Toney River is a community in the Canadian province of Nova Scotia, located at the mouth of the Toney River in Pictou County. The river has a deep, narrow estuary which has been improved seaward of the Sunrise Trail bridge as a harbour including moorings for about a dozen fishing boats. The community is named after a Mi'kmaq chief who is reported to have signed the Halifax Treaties in 1761.

==History==
Captain Toney, for whom the river and community was named, was an Acadian trader, who moored his ship at the mouth of the river to trade with the Mi'kmaq. He sailed along the coast from Quebec to New England exchanging the furs he received from the Mi'kmaq for food and manufactured goods.
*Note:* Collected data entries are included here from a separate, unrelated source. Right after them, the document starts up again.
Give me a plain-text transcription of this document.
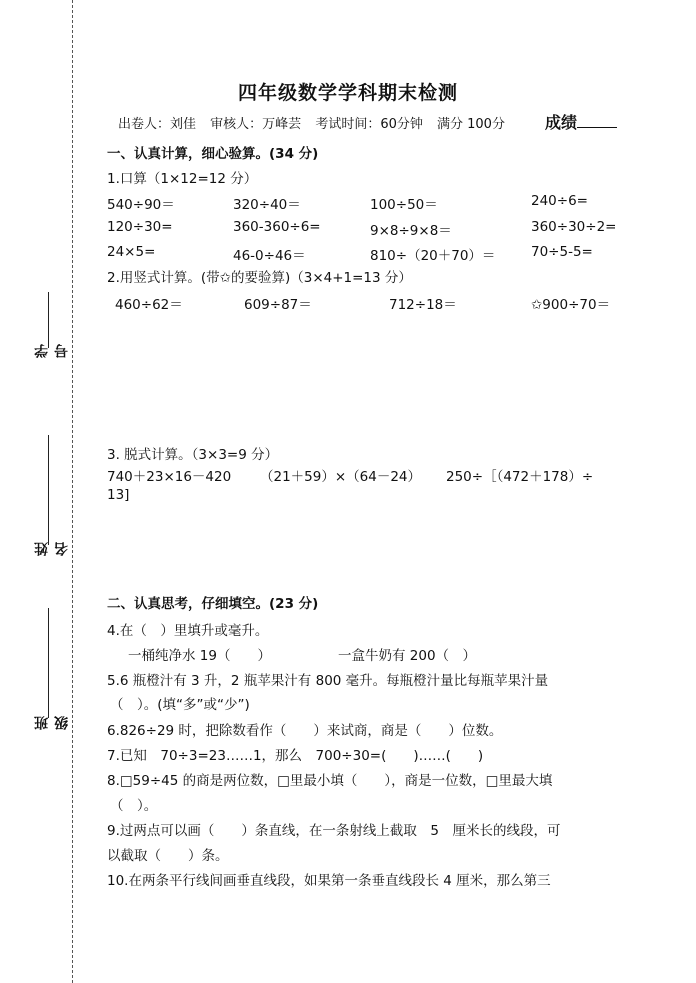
学号
姓名
班级
四年级数学学科期末检测
出卷人：刘佳 审核人：万峰芸 考试时间：60分钟 满分 100分	成绩
一、认真计算，细心验算。(34 分)
1.口算（1×12=12 分）
540÷90＝	320÷40＝	100÷50＝	240÷6=
120÷30=	360-360÷6=	9×8÷9×8＝	360÷30÷2=
24×5=	46-0÷46＝	810÷（20＋70）＝	70÷5-5=
2.用竖式计算。(带✩的要验算)（3×4+1=13 分）
460÷62＝	609÷87＝	712÷18＝	✩900÷70＝
3. 脱式计算。（3×3=9 分）
740＋23×16－420 （21＋59）×（64－24） 250÷［（472＋178）÷
13]
二、认真思考，仔细填空。(23 分)
4.在（　）里填升或毫升。
一桶纯净水 19（　　）	一盒牛奶有 200（　）
5.6 瓶橙汁有 3 升，2 瓶苹果汁有 800 毫升。每瓶橙汁量比每瓶苹果汁量
（　）。(填“多”或“少”)
6.826÷29 时，把除数看作（　　）来试商，商是（　　）位数。
7.已知　70÷3=23……1，那么　700÷30=(　　)……(　　)
8.□59÷45 的商是两位数，□里最小填（　　），商是一位数，□里最大填
（　）。
9.过两点可以画（　　）条直线，在一条射线上截取　5　厘米长的线段，可
以截取（　　）条。
10.在两条平行线间画垂直线段，如果第一条垂直线段长 4 厘米，那么第三
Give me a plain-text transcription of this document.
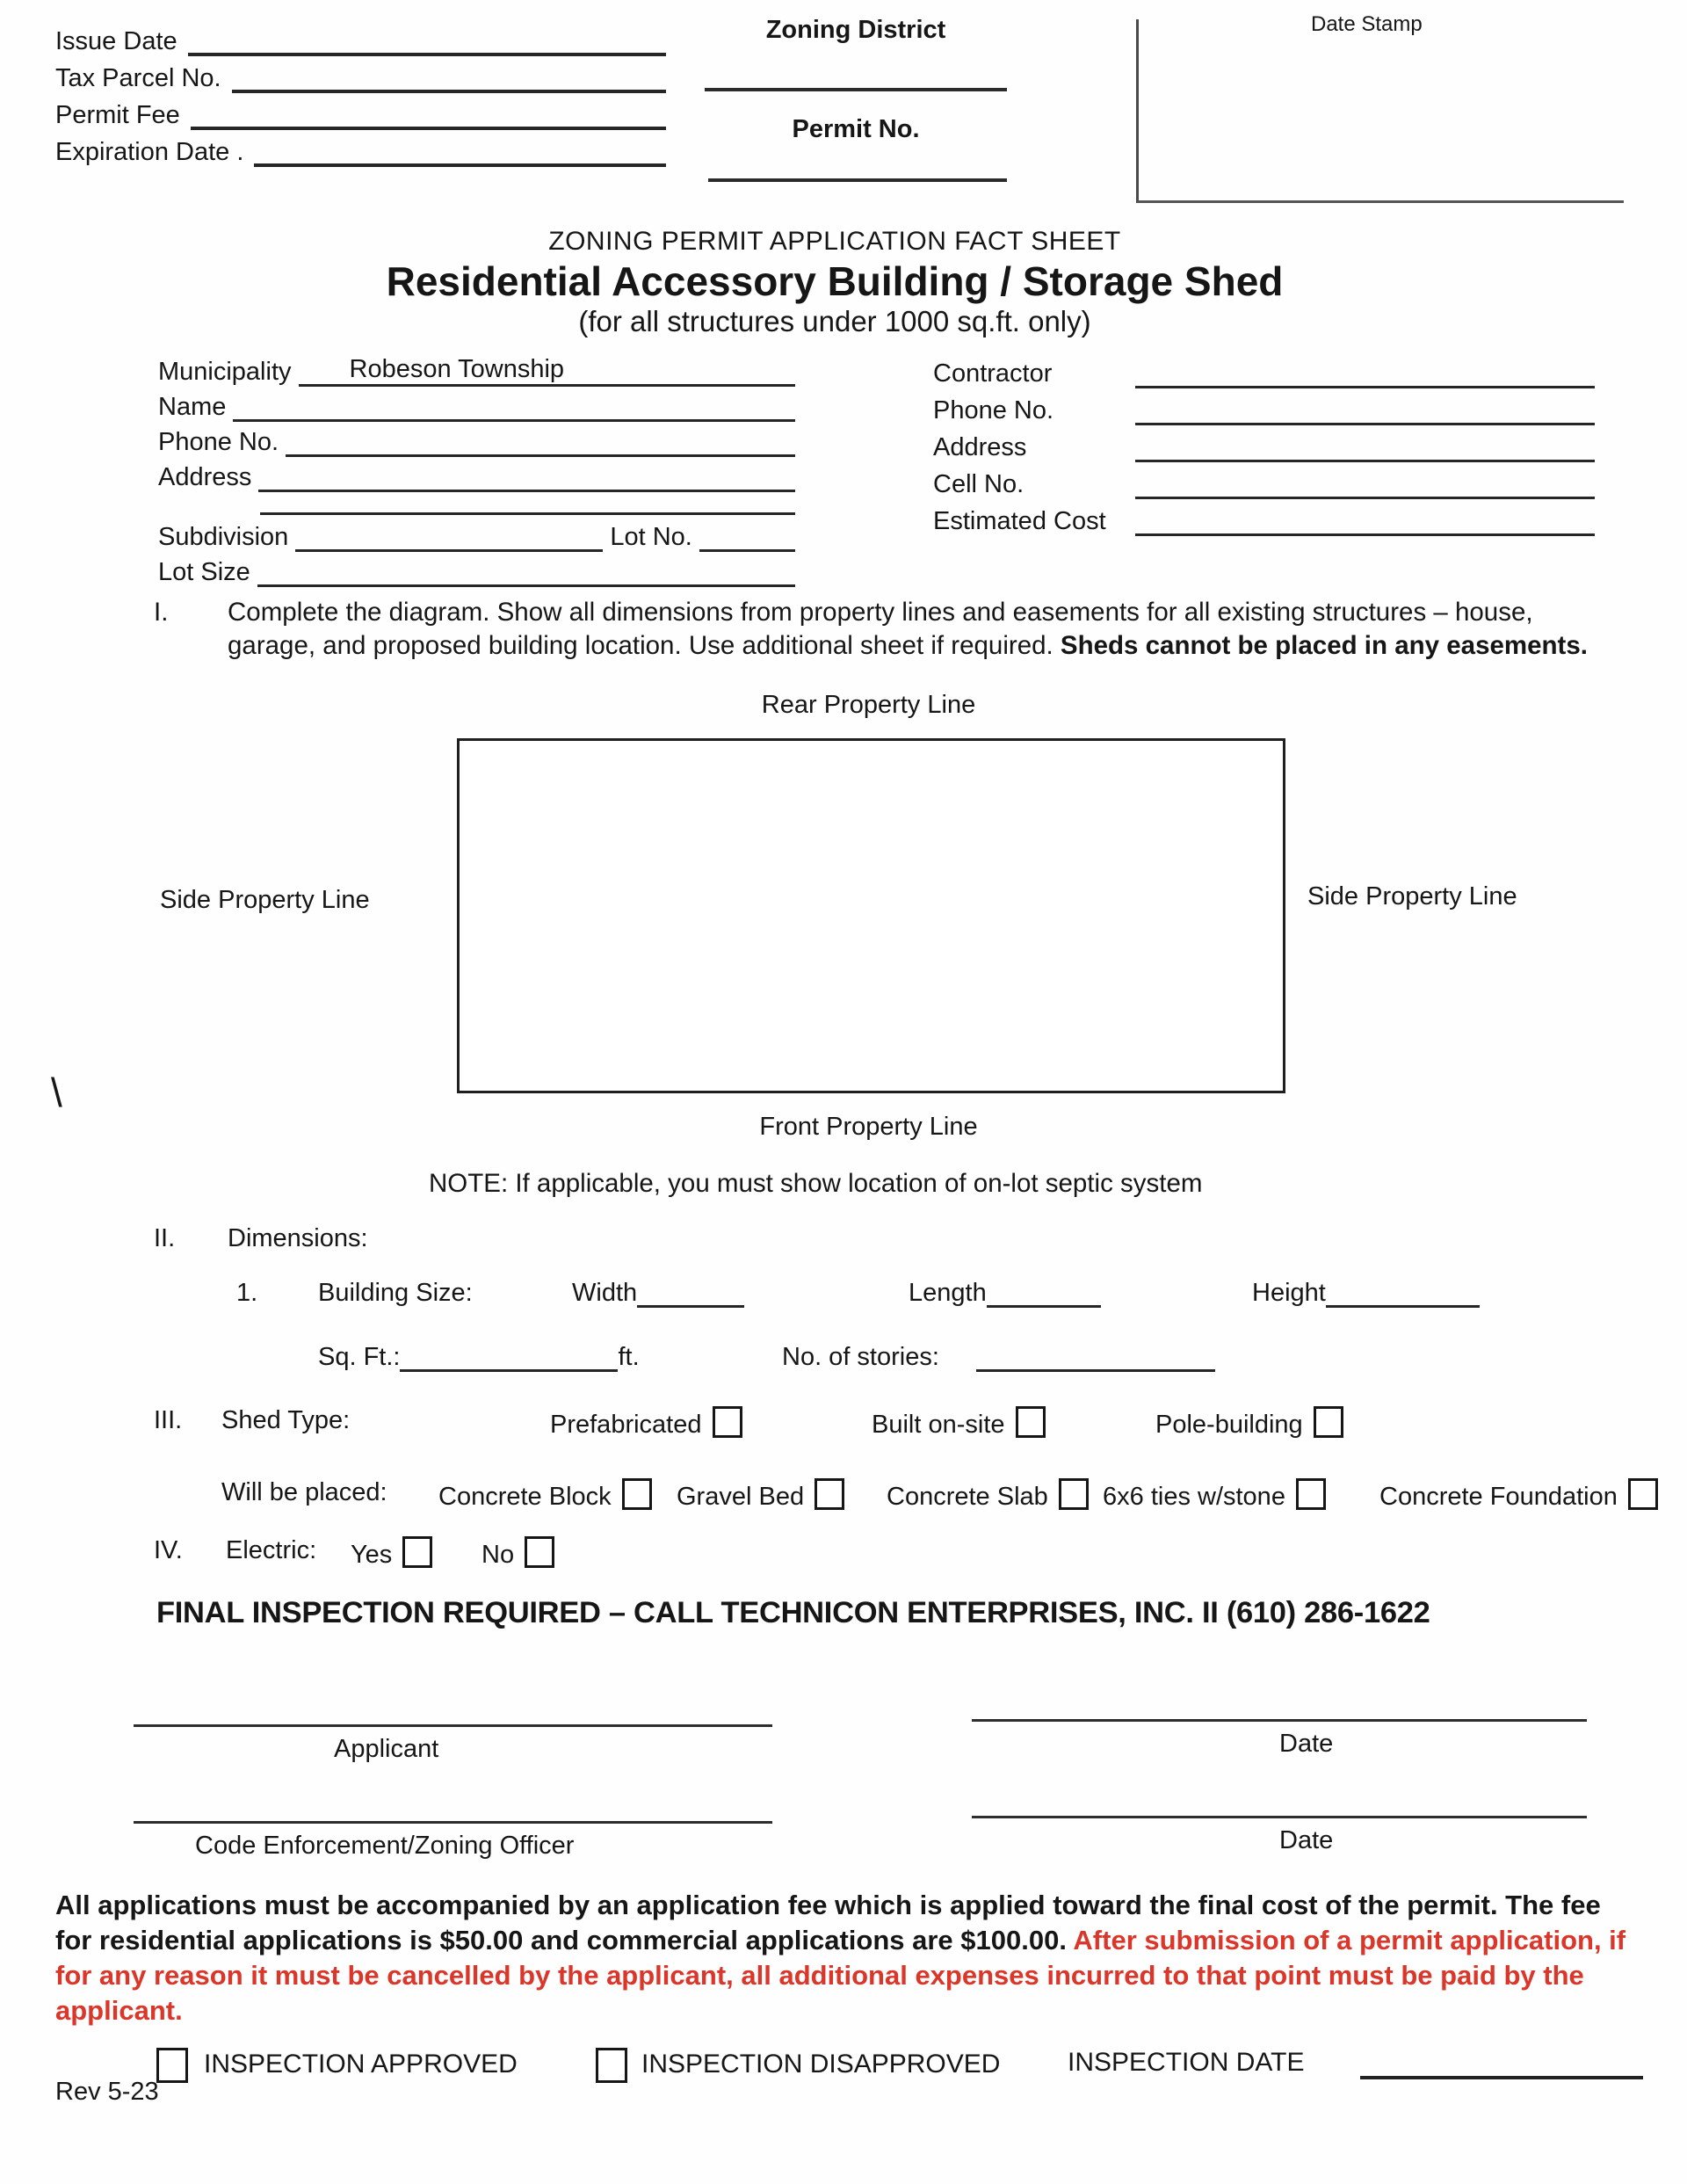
Issue Date
Tax Parcel No.
Permit Fee
Expiration Date .
Zoning District
Permit No.
Date Stamp
ZONING PERMIT APPLICATION FACT SHEET
Residential Accessory Building / Storage Shed
(for all structures under 1000 sq.ft. only)
Municipality	Robeson Township
Name
Phone No.
Address
Subdivision	Lot No.
Lot Size
Contractor
Phone No.
Address
Cell No.
Estimated Cost
I.	Complete the diagram. Show all dimensions from property lines and easements for all existing structures – house, garage, and proposed building location. Use additional sheet if required. Sheds cannot be placed in any easements.
Rear Property Line
Side Property Line	Side Property Line
\
Front Property Line
NOTE: If applicable, you must show location of on-lot septic system
II.	Dimensions:
1. Building Size:	Width	Length	Height
Sq. Ft.:	ft.	No. of stories:
III. Shed Type:	Prefabricated	Built on-site	Pole-building
Will be placed: Concrete Block	Gravel Bed	Concrete Slab	6x6 ties w/stone	Concrete Foundation
IV. Electric: Yes	No
FINAL INSPECTION REQUIRED – CALL TECHNICON ENTERPRISES, INC. II (610) 286-1622
Applicant	Date
Code Enforcement/Zoning Officer	Date
All applications must be accompanied by an application fee which is applied toward the final cost of the permit. The fee for residential applications is $50.00 and commercial applications are $100.00. After submission of a permit application, if for any reason it must be cancelled by the applicant, all additional expenses incurred to that point must be paid by the applicant.
INSPECTION APPROVED	INSPECTION DISAPPROVED	INSPECTION DATE
Rev 5-23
Although he might have preferred to remain neutral to continue this trading profession, the English considered him an enemy during the French and Indian War. (Toney may be the Mi'kmaq interpretation of Tourneur.) At the conclusion of hostilities, Captain Toney used his knowledge of the languages learned while trading to negotiate peace with the English for his Mi'kmaq trading partners. The Mi'kmaq sheltered Captain Toney as a member of their tribe so he might avoid the Acadian Expulsion. Toney River became part of the Philadelphia grant where the early Huguenot settlers remembered Captain Toney's name as Ledurney. (Ledurney is possibly their translation of Le Tourneur.)